Sebelumnya, Presiden RI Joko Widodo (Jokowi) membuka peluang revisi UU ITE pada tengah Februari ini dalam Rapim TNI-Polri. Tak lama kemudian, Jokowi juga meminta para pembantunya menyiapkan pedoman interpretasi pasal-pasal UU ITE.
Menindaklanjuti niatan itu, Menko Polhukam Mahfud MD membentuk dua tim kajian UU ITE pada Senin (22/2) lalu. Tim itu terdiri atas pengarah dan pelaksana.

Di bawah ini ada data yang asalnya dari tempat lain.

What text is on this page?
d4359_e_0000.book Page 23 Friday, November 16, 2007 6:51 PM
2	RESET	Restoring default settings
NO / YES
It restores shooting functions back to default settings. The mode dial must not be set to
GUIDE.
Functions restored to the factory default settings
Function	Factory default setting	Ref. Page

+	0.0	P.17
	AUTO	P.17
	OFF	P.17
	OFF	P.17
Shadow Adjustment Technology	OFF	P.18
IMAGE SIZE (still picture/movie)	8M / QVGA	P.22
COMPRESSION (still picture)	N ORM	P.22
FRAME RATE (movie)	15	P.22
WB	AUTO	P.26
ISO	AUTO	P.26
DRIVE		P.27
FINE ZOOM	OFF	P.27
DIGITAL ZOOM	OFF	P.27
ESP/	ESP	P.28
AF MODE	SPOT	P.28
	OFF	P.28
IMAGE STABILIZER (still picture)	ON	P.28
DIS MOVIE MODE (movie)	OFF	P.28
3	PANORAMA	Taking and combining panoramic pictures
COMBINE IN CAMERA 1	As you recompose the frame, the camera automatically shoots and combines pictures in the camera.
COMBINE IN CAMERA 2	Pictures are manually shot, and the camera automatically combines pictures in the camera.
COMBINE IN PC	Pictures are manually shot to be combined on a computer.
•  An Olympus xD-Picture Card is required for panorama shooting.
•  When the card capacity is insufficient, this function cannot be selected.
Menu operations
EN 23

Tim pengarah itu berisi para menteri terkait termasuk Mahfud. Kemudian, tim pelaksana yang dipimpin Deputi Bidang Koordinasi Hukum dan HAM Kemenko Polhukam Sugeng Purnomo.

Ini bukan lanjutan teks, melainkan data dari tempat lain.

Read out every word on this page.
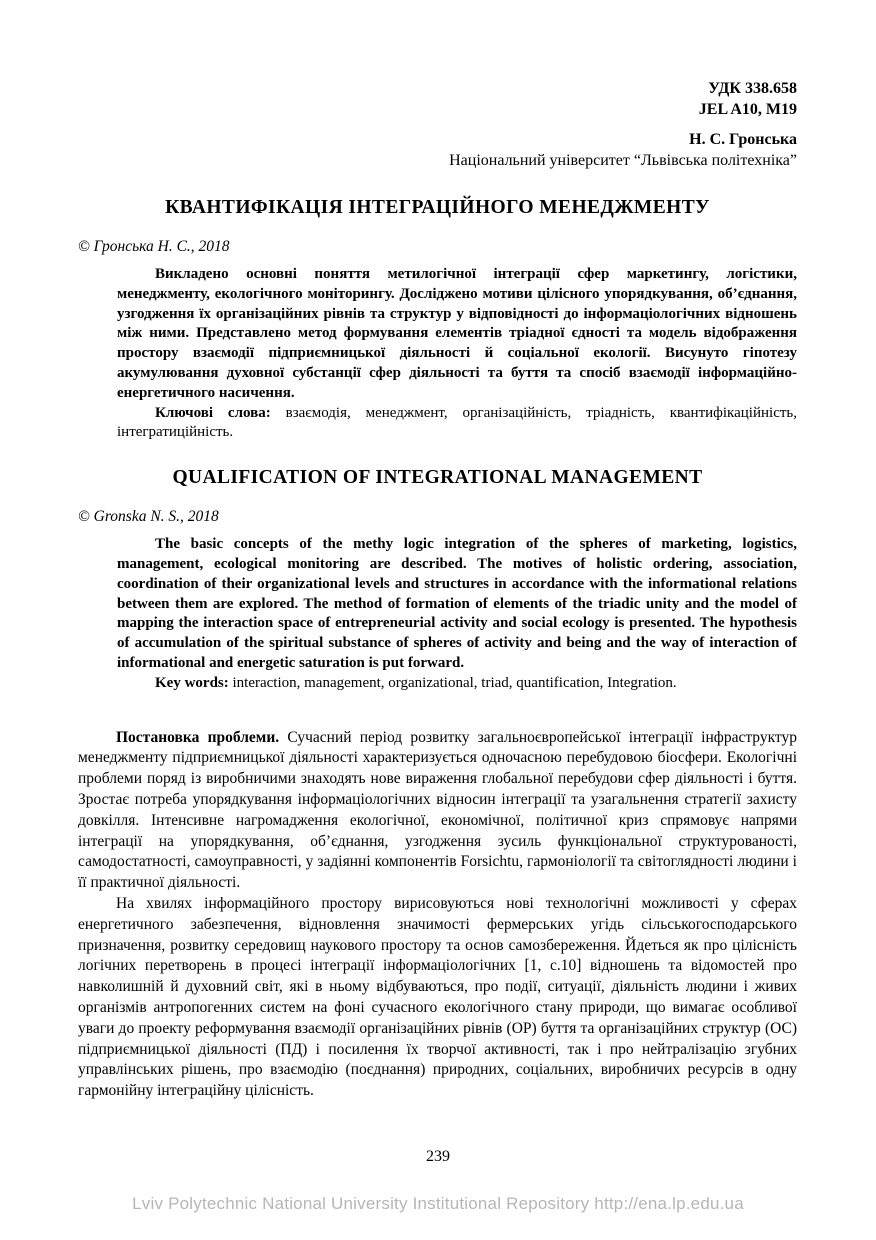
УДК 338.658
JEL A10, M19
Н. С. Гронська
Національний університет “Львівська політехніка”
КВАНТИФІКАЦІЯ ІНТЕГРАЦІЙНОГО МЕНЕДЖМЕНТУ
© Гронська Н. С., 2018

Викладено основні поняття метилогічної інтеграції сфер маркетингу, логістики, менеджменту, екологічного моніторингу. Досліджено мотиви цілісного упорядкування, об’єднання, узгодження їх організаційних рівнів та структур у відповідності до інформаціологічних відношень між ними. Представлено метод формування елементів тріадної єдності та модель відображення простору взаємодії підприємницької діяльності й соціальної екології. Висунуто гіпотезу акумулювання духовної субстанції сфер діяльності та буття та спосіб взаємодії інформаційно-енергетичного насичення.

Ключові слова: взаємодія, менеджмент, організаційність, тріадність, квантифікаційність, інтегратиційність.

QUALIFICATION OF INTEGRATIONAL MANAGEMENT
© Gronska N. S., 2018

The basic concepts of the methy logic integration of the spheres of marketing, logistics, management, ecological monitoring are described. The motives of holistic ordering, association, coordination of their organizational levels and structures in accordance with the informational relations between them are explored. The method of formation of elements of the triadic unity and the model of mapping the interaction space of entrepreneurial activity and social ecology is presented. The hypothesis of accumulation of the spiritual substance of spheres of activity and being and the way of interaction of informational and energetic saturation is put forward.

Key words: interaction, management, organizational, triad, quantification, Integration.

Постановка проблеми. Сучасний період розвитку загальноєвропейської інтеграції інфраструктур менеджменту підприємницької діяльності характеризується одночасною перебудовою біосфери. Екологічні проблеми поряд із виробничими знаходять нове вираження глобальної перебудови сфер діяльності і буття. Зростає потреба упорядкування інформаціологічних відносин інтеграції та узагальнення стратегії захисту довкілля. Інтенсивне нагромадження екологічної, економічної, політичної криз спрямовує напрями інтеграції на упорядкування, об’єднання, узгодження зусиль функціональної структурованості, самодостатності, самоуправності, у задіянні компонентів Forsichtu, гармоніології та світоглядності людини і її практичної діяльності.

На хвилях інформаційного простору вирисовуються нові технологічні можливості у сферах енергетичного забезпечення, відновлення значимості фермерських угідь сільськогосподарського призначення, розвитку середовищ наукового простору та основ самозбереження. Йдеться як про цілісність логічних перетворень в процесі інтеграції інформаціологічних [1, с.10] відношень та відомостей про навколишній й духовний світ, які в ньому відбуваються, про події, ситуації, діяльність людини і живих організмів антропогенних систем на фоні сучасного екологічного стану природи, що вимагає особливої уваги до проекту реформування взаємодії організаційних рівнів (ОР) буття та організаційних структур (ОС) підприємницької діяльності (ПД) і посилення їх творчої активності, так і про нейтралізацію згубних управлінських рішень, про взаємодію (поєднання) природних, соціальних, виробничих ресурсів в одну гармонійну інтеграційну цілісність.

239
Lviv Polytechnic National University Institutional Repository http://ena.lp.edu.ua
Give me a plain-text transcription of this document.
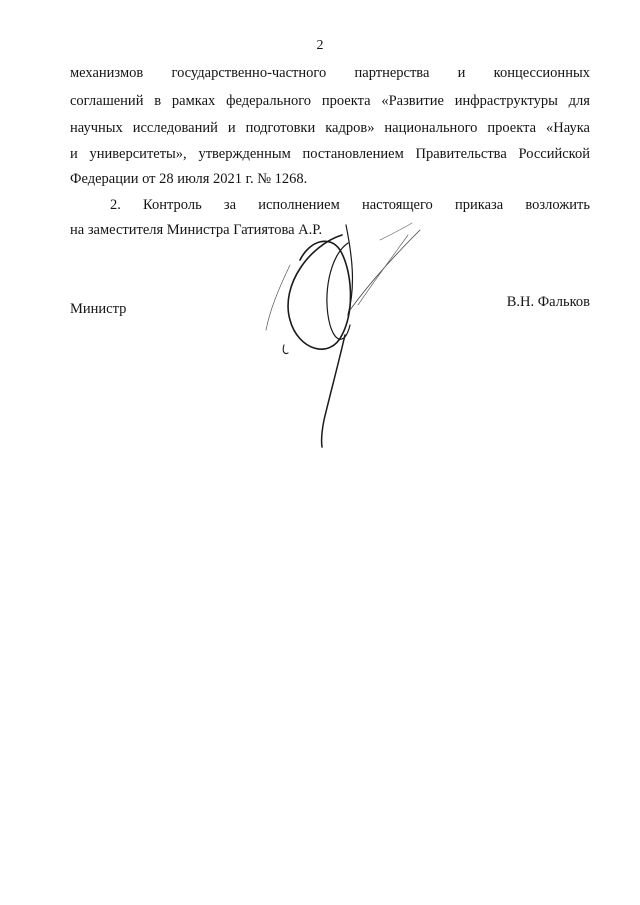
2
механизмов государственно-частного партнерства и концессионных
соглашений в рамках федерального проекта «Развитие инфраструктуры для
научных исследований и подготовки кадров» национального проекта «Наука
и университеты», утвержденным постановлением Правительства Российской
Федерации от 28 июля 2021 г. № 1268.
2. Контроль за исполнением настоящего приказа возложить
на заместителя Министра Гатиятова А.Р.
Министр	В.Н. Фальков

Tim pelaksana ini terbagi lagi jadi dua sub. Pertama adalah Tim Perumus Kriteria penetapan UU ITE yang dipimpin Staf Ahli Menkominfo Bidang Hukum Henry Subiakto. Tugasnya merumuskan kriteria implementatif atas pasal- pasal tertentu dalam UU ITE yang sering dianggap menimbulkan multitafsir.
Kemudian Tim Telaah Substansi diketuai Dirjen Peraturan perundang-undangan Kemenhukam Widodo Ekatjahjana. Mereka bertugas melakukan telaah atas pasal-pasal yang dianggap multitafsir untuk menentukan perlu atau tidaknya dilakukan revisi.
Terpisah, Ketua Dewan Pimpinan Pusat Partai Keadilan Sejahtera (DPP PKS), Mardani Ali Sera, menyatakan penerbitan Surat Edaran Kapolri terkait pedoman penanganan kasus UU ITE belum menyelesaikan akar masalah beleid tersebut. Ia pun mendesak agar revisi UU ITE segera dilakukan. Menurutnya, UU ITE tidak boleh lagi digunakan untuk mengkriminalisasi orang atau kelompok tertentu.
"Segera revisi UU ITE merupakan jawabannya. UU ITE jangan lagi dijadikan sebagai alat efektif untuk melakukan kriminalisasi. Tidak hanya soal hukum, UU tersebut juga telah memberikan dampak sosial dan politik di tengah masyarakat," kata Mardani," kata Mardani kepada CNNIndonesia.com, Rabu (24/2).
Ia menyatakan pengawasan dan komitmen politik harus dijunjung tinggi dalam implementasi SE Kapolri tersebut. Selain itu, menurut Mardani, evaluasi secara berkala juga harus dilakukan karena penanganan kasus UU ITE membutuhkan kemampuan membedakan kritik dan ujaran kebencian.
"Belum lagi tafsiran polisi atas berbagai kasus yang erat dengan UU ITE tidak dirincikan, sehingga dalam penerapannya subjektif dari kepolisian. Jangan sampai hal tersebut menimbulkan masalah baru," katanya.
"Kuncinya ada di level memutuskan, apakah dijadikan perkara atau tidak," imbuh dia.
Sebelumnya, Kapolri Jenderal Listyo Sigit Prabowo menerbitkan surat edaran nomor SE/2/II/2021 pada 19 Februari 2021 lalu. Dalam edaran ini, Kapolri Listyo menekankan agar kasus-kasus UU ITE dalam klasifikasi tertentu dapat mengedepankan ruang mediasi antarpihak yang bersengketa.